Concern blended with excitement Monday morning, as parents of first graders and kindergarten students took their children back to school amid a scaled-back reopening.
The country's first in-person classes were launched in what will be a critical test for authorities in light of the ongoing coronavirus pandemic. The country plans to gradually ensure a return to school for millions of students in the coming weeks, based on the course of progress.
Strict measures aimed at preventing further infections are expected to allow for the further reopening of schools, which were closed since March. Fearing a serious gap in education, Turkey decided to join other countries for a reopening that was originally scheduled for Aug. 31. A heightened caseload, however, forced a postponement until Sept. 21.
Today's opening has been limited to one day only, while as of Sept. 28, students may be asked to attend classes for only two days a week. The number of students in each classroom has been reduced with separate school hours for students. Every class will last only 30 minutes, with 10-minute breaks in between. In the meantime, all other students will continue their courses online.
Education has been a major casualty of the pandemic, with experts repeatedly calling for conditions to prevail to allow for the resumption of in-person classes. Though Turkey has managed to run a relatively successful online education program since the last school year, many say that students should interact more with their teachers and classmates to guarantee better learning. The National Education Ministry has thus spent months working on various plans on how best to reopen schools without risk.
First graders and kindergarten students were chosen as first to attend in-person classes. As National Education Minister Ziya Selçuk put it, the decision stems from the need to get children familiar with school on the first day. Online education is more suitable for older students, authorities reasoned, as the curriculum for first graders and kindergarten students mostly relies on activities.
Starting at 8:45 a.m., students streamed into schools, meeting their classmates before the start of classes. Parents were ordered to leave after dropping off their children as part of measures against the pandemic.
Teachers then informed the students about measures they should take for hygiene. After their body temperatures were measured and hand sanitizers handed out, the mask-wearing students entered the school buildings.
Attendance is not mandatory, but most parents opted to send their children to school, especially in places with a lower number of cases. Authorities have repeatedly assured parents of the stringent safety measures being taken in schools in terms of social distancing and hygiene.
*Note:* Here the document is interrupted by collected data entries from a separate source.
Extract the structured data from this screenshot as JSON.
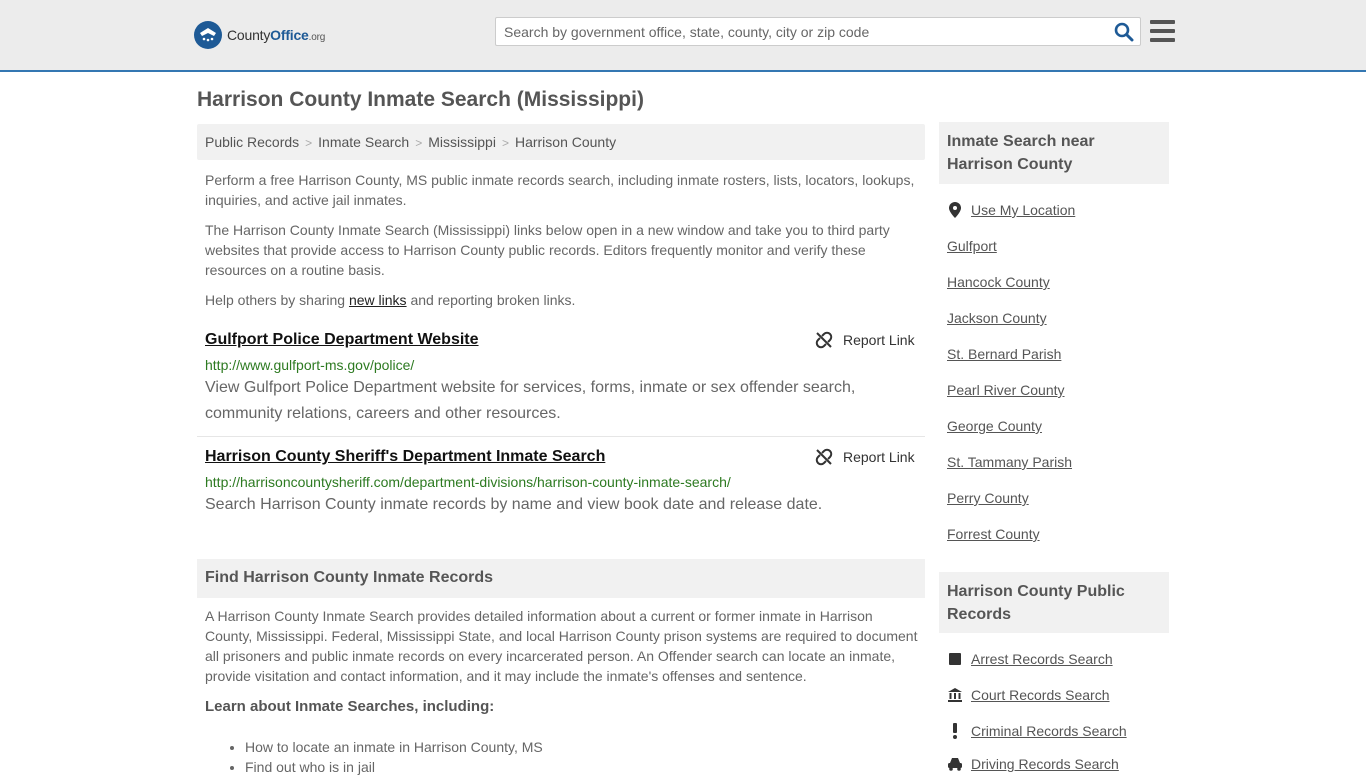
{
  "header": {
    "logo_prefix": "County",
    "logo_bold": "Office",
    "logo_suffix": ".org",
    "search_placeholder": "Search by government office, state, county, city or zip code"
  },
  "page_title": "Harrison County Inmate Search (Mississippi)",
  "breadcrumb": [
    "Public Records",
    "Inmate Search",
    "Mississippi",
    "Harrison County"
  ],
  "intro": {
    "p1": "Perform a free Harrison County, MS public inmate records search, including inmate rosters, lists, locators, lookups, inquiries, and active jail inmates.",
    "p2": "The Harrison County Inmate Search (Mississippi) links below open in a new window and take you to third party websites that provide access to Harrison County public records. Editors frequently monitor and verify these resources on a routine basis.",
    "p3_before": "Help others by sharing ",
    "p3_link": "new links",
    "p3_after": " and reporting broken links."
  },
  "results": [
    {
      "title": "Gulfport Police Department Website",
      "url": "http://www.gulfport-ms.gov/police/",
      "description": "View Gulfport Police Department website for services, forms, inmate or sex offender search, community relations, careers and other resources.",
      "report_label": "Report Link"
    },
    {
      "title": "Harrison County Sheriff's Department Inmate Search",
      "url": "http://harrisoncountysheriff.com/department-divisions/harrison-county-inmate-search/",
      "description": "Search Harrison County inmate records by name and view book date and release date.",
      "report_label": "Report Link"
    }
  ],
  "find_section": {
    "heading": "Find Harrison County Inmate Records",
    "body": "A Harrison County Inmate Search provides detailed information about a current or former inmate in Harrison County, Mississippi. Federal, Mississippi State, and local Harrison County prison systems are required to document all prisoners and public inmate records on every incarcerated person. An Offender search can locate an inmate, provide visitation and contact information, and it may include the inmate's offenses and sentence.",
    "learn_heading": "Learn about Inmate Searches, including:",
    "learn_items": [
      "How to locate an inmate in Harrison County, MS",
      "Find out who is in jail"
    ]
  },
  "sidebar": {
    "nearby_heading": "Inmate Search near Harrison County",
    "use_location": "Use My Location",
    "nearby": [
      "Gulfport",
      "Hancock County",
      "Jackson County",
      "St. Bernard Parish",
      "Pearl River County",
      "George County",
      "St. Tammany Parish",
      "Perry County",
      "Forrest County"
    ],
    "public_records_heading": "Harrison County Public Records",
    "public_records": [
      {
        "label": "Arrest Records Search",
        "icon": "square-icon"
      },
      {
        "label": "Court Records Search",
        "icon": "courthouse-icon"
      },
      {
        "label": "Criminal Records Search",
        "icon": "exclamation-icon"
      },
      {
        "label": "Driving Records Search",
        "icon": "car-icon"
      }
    ]
  }
}
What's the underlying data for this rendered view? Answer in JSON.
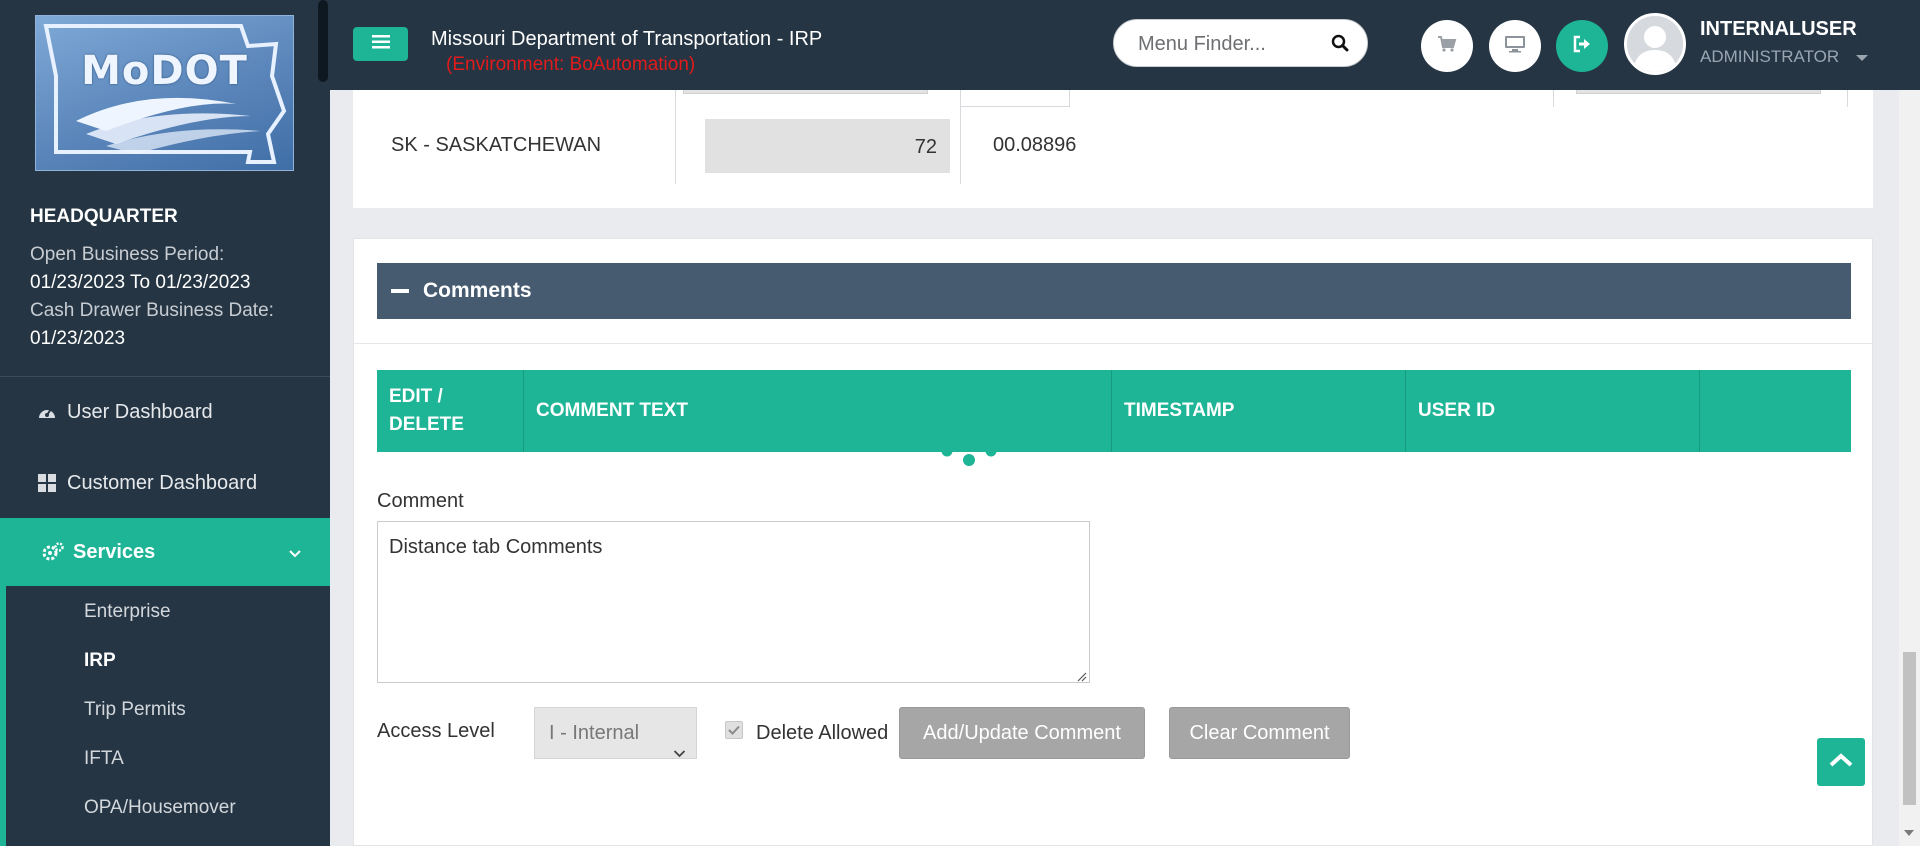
{
  "sidebar": {
    "logo_text": "MoDOT",
    "office": "HEADQUARTER",
    "open_period_label": "Open Business Period:",
    "open_period_value": "01/23/2023 To 01/23/2023",
    "cash_drawer_label": "Cash Drawer Business Date:",
    "cash_drawer_value": "01/23/2023",
    "nav": [
      {
        "label": "User Dashboard",
        "icon": "dashboard-gauge-icon"
      },
      {
        "label": "Customer Dashboard",
        "icon": "grid-icon"
      },
      {
        "label": "Services",
        "icon": "gears-icon"
      }
    ],
    "sub_items": [
      {
        "label": "Enterprise"
      },
      {
        "label": "IRP"
      },
      {
        "label": "Trip Permits"
      },
      {
        "label": "IFTA"
      },
      {
        "label": "OPA/Housemover"
      }
    ]
  },
  "header": {
    "title": "Missouri Department of Transportation - IRP",
    "environment": "(Environment: BoAutomation)",
    "menu_finder_placeholder": "Menu Finder...",
    "user_name": "INTERNALUSER",
    "user_role": "ADMINISTRATOR"
  },
  "distance": {
    "jurisdiction": "SK - SASKATCHEWAN",
    "miles": "72",
    "percent": "00.08896"
  },
  "comments": {
    "title": "Comments",
    "columns": [
      "EDIT / DELETE",
      "COMMENT TEXT",
      "TIMESTAMP",
      "USER ID",
      ""
    ],
    "comment_label": "Comment",
    "comment_value": "Distance tab Comments",
    "access_level_label": "Access Level",
    "access_level_value": "I - Internal",
    "delete_allowed_label": "Delete Allowed",
    "delete_allowed_checked": true,
    "add_update_label": "Add/Update Comment",
    "clear_label": "Clear Comment"
  },
  "colors": {
    "accent": "#1eb496",
    "sidebar_bg": "#253543",
    "panel_header": "#465a70",
    "environment_text": "#e11b1b"
  }
}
Each building was thoroughly disinfected and supplied with hygiene products before reopening, while free masks have been given to all students.
Masks are mandatory, though teachers are required to wear an additional face shield. Meanwhile, students are required to enter the school in a single file to avoid overcrowding, sanitizers are mounted on the walls in all corridors and classrooms have desks rearranged with at least 1 meter (around 3 feet) between each student to ensure social distancing. Staff and parent-teacher meetings are also required to be held online, while school meals will involve wrapped food, such as sandwiches.
The National Education Ministry also arranged "contactless" activities for kindergarten students that allow them to play games without having to touch or come close to each other. Some 60 activities and games have been planned for young students.
No decision has been yet made on the fate of other grades, but authorities plan to launch in-person classes in a number of weeks. For now, older students will take online classes with hours more flexible than those of a standard school day. Minister Selçuk recently announced that online classes could be held at various times between 8:30 a.m. and 8:20 p.m.
Based on pandemic trends, Turkey is considering a "hybrid" education model, with live online classes and in-person classes on different days and flexible school hours.
School closures have been common across the world over the course of the outbreak, but the United Nations has warned of “a generational catastrophe” as a result.
Last month, U.N. Secretary-General Antonio Guterres called on governments to get students safely back to the classroom as a top priority, the closures having affected more than 1 billion students across the world.
"We face a generational catastrophe that could waste untold human potential, undermine decades of progress and exacerbate entrenched inequalities," said Guterres, at the launch of an education campaign last month. He has called for the reopening of schools once the local transmission of the virus is under control.